Opener Dawn initially throws you off track with its relatively peaceful start where an acoustic guitar accompanied by a friendly tom-tom rhythm serves as an introduction to Morten’s relaxing vocals. That however isn’t long-lived, because after a couple of minutes the song takes a more nasty turn, when the vocals turn to growls and the music follows in a similar fashion, turning much heavier, only to return to the initial peacefulness. This process is repeated throughout the song, making this a song with a true Jekyll and Hyde appearance. Next up is The Price in Blood where the power and folk metal take control and fight for domination, blasting a beast of a song through your speakers. Of course no battle album is complete without the inevitable power ballad, an obligation with which the guys from Heidra have no problem whatsoever fulfilling as is proven with Rain of Embers. Even though it’s not a full-blown traditional power ballad, it’s a bit too powerful for that, it has quite a few features that easily qualifies this strong, emotional song as one. The power and accessory speed is restored with Lady of the Shade and A Crown of Five Fingers which, even though not particularly innovative composition-wise, are two above average songs. They each come with a few nice twists, the most notable of which being the interesting guitar loop that emphasizes the atmosphere of heroism and warfare.
And then the title track sets in, a song that, like the album opener, starts rather peaceful with an acoustic intro framing soothing clean vocal lines before taking a nastier turn as well when Morten opens his arsenal of growls once again.
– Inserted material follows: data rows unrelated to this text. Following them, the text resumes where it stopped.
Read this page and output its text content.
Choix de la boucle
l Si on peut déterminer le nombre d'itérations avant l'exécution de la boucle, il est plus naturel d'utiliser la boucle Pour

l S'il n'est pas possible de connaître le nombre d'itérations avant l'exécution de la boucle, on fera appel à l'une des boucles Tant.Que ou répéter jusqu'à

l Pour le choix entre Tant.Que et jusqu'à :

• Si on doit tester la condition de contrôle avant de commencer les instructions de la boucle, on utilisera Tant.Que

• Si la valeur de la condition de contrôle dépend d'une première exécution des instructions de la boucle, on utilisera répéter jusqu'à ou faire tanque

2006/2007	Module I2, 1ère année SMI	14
This of course darkens the atmosphere somewhat. Then, seemingly random and out of nowhere a piano is added into the mix, giving it a weirdly ominous feel, strengthened by the addition of choirs backing the vocal lines perfectly. A worthy title track in my opinion! When its final tones die out, there’s the realization that there’s sadly only two songs left, starting with Corrupted Shores. It’s a slower song that patiently builds towards a flaming end, signaled by, again, the tones of a piano. The album ends with the magnum opus Hell’s Depths, a song that not only catches the essence of the band and their music in one single song, but also manages to display all the variety and genre-defying excursions that are to be found in Heidra’s music. What a way to end an album.
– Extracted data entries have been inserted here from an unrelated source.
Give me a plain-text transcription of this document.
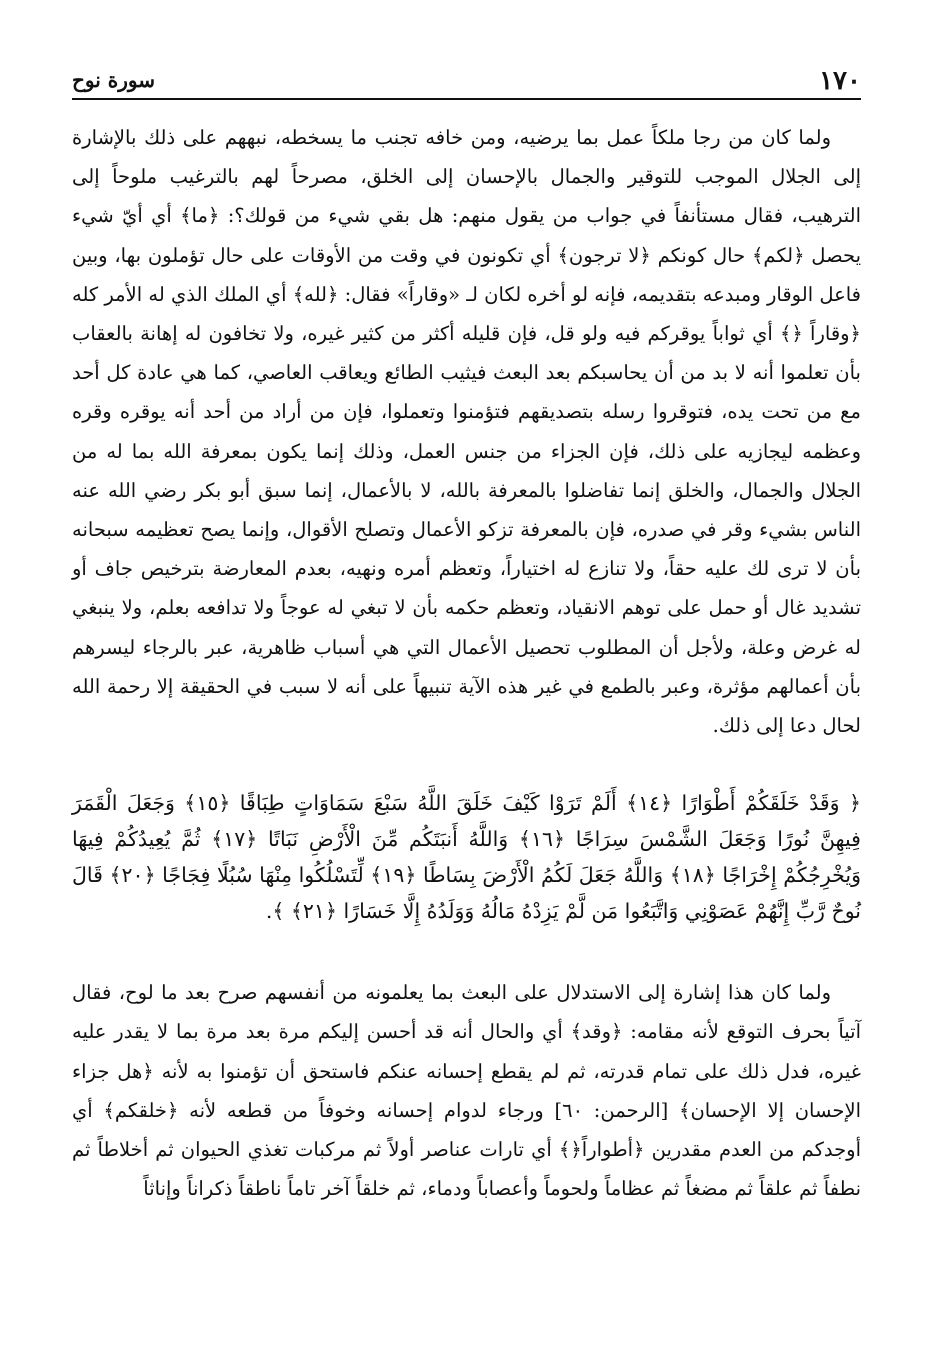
١٧٠
سورة نوح

ولما كان من رجا ملكاً عمل بما يرضيه، ومن خافه تجنب ما يسخطه، نبههم على ذلك بالإشارة إلى الجلال الموجب للتوقير والجمال بالإحسان إلى الخلق، مصرحاً لهم بالترغيب ملوحاً إلى الترهيب، فقال مستأنفاً في جواب من يقول منهم: هل بقي شيء من قولك؟: ﴿ما﴾ أي أيّ شيء يحصل ﴿لكم﴾ حال كونكم ﴿لا ترجون﴾ أي تكونون في وقت من الأوقات على حال تؤملون بها، وبين فاعل الوقار ومبدعه بتقديمه، فإنه لو أخره لكان لـ «وقاراً» فقال: ﴿لله﴾ أي الملك الذي له الأمر كله ﴿وقاراً ﴿﴾ أي ثواباً يوقركم فيه ولو قل، فإن قليله أكثر من كثير غيره، ولا تخافون له إهانة بالعقاب بأن تعلموا أنه لا بد من أن يحاسبكم بعد البعث فيثيب الطائع ويعاقب العاصي، كما هي عادة كل أحد مع من تحت يده، فتوقروا رسله بتصديقهم فتؤمنوا وتعملوا، فإن من أراد من أحد أنه يوقره وقره وعظمه ليجازيه على ذلك، فإن الجزاء من جنس العمل، وذلك إنما يكون بمعرفة الله بما له من الجلال والجمال، والخلق إنما تفاضلوا بالمعرفة بالله، لا بالأعمال، إنما سبق أبو بكر رضي الله عنه الناس بشيء وقر في صدره، فإن بالمعرفة تزكو الأعمال وتصلح الأقوال، وإنما يصح تعظيمه سبحانه بأن لا ترى لك عليه حقاً، ولا تنازع له اختياراً، وتعظم أمره ونهيه، بعدم المعارضة بترخيص جاف أو تشديد غال أو حمل على توهم الانقياد، وتعظم حكمه بأن لا تبغي له عوجاً ولا تدافعه بعلم، ولا ينبغي له غرض وعلة، ولأجل أن المطلوب تحصيل الأعمال التي هي أسباب ظاهرية، عبر بالرجاء ليسرهم بأن أعمالهم مؤثرة، وعبر بالطمع في غير هذه الآية تنبيهاً على أنه لا سبب في الحقيقة إلا رحمة الله لحال دعا إلى ذلك.

﴿ وَقَدْ خَلَقَكُمْ أَطْوَارًا ﴿١٤﴾ أَلَمْ تَرَوْا كَيْفَ خَلَقَ اللَّهُ سَبْعَ سَمَاوَاتٍ طِبَاقًا ﴿١٥﴾ وَجَعَلَ الْقَمَرَ فِيهِنَّ نُورًا وَجَعَلَ الشَّمْسَ سِرَاجًا ﴿١٦﴾ وَاللَّهُ أَنبَتَكُم مِّنَ الْأَرْضِ نَبَاتًا ﴿١٧﴾ ثُمَّ يُعِيدُكُمْ فِيهَا وَيُخْرِجُكُمْ إِخْرَاجًا ﴿١٨﴾ وَاللَّهُ جَعَلَ لَكُمُ الْأَرْضَ بِسَاطًا ﴿١٩﴾ لِّتَسْلُكُوا مِنْهَا سُبُلًا فِجَاجًا ﴿٢٠﴾ قَالَ نُوحٌ رَّبِّ إِنَّهُمْ عَصَوْنِي وَاتَّبَعُوا مَن لَّمْ يَزِدْهُ مَالُهُ وَوَلَدُهُ إِلَّا خَسَارًا ﴿٢١﴾ ﴾.

ولما كان هذا إشارة إلى الاستدلال على البعث بما يعلمونه من أنفسهم صرح بعد ما لوح، فقال آتياً بحرف التوقع لأنه مقامه: ﴿وقد﴾ أي والحال أنه قد أحسن إليكم مرة بعد مرة بما لا يقدر عليه غيره، فدل ذلك على تمام قدرته، ثم لم يقطع إحسانه عنكم فاستحق أن تؤمنوا به لأنه ﴿هل جزاء الإحسان إلا الإحسان﴾ [الرحمن: ٦٠] ورجاء لدوام إحسانه وخوفاً من قطعه لأنه ﴿خلقكم﴾ أي أوجدكم من العدم مقدرين ﴿أطواراً﴿﴾ أي تارات عناصر أولاً ثم مركبات تغذي الحيوان ثم أخلاطاً ثم نطفاً ثم علقاً ثم مضغاً ثم عظاماً ولحوماً وأعصاباً ودماء، ثم خلقاً آخر تاماً ناطقاً ذكراناً وإناثاً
With The Blackening Tide the guys from Heidra not only delivered their best work to date, they also made sure they set some very high standards for themselves, which won’t be easily matched, let alone surpass. Their multi-genre melodic metal will appeal to a wide variety of metal fans and their quality and skills could very well make them a major player in the metal genre in general and the folk/power metal in particular. They may not be there just yet, but if they manage to keep this up that is only a matter of time.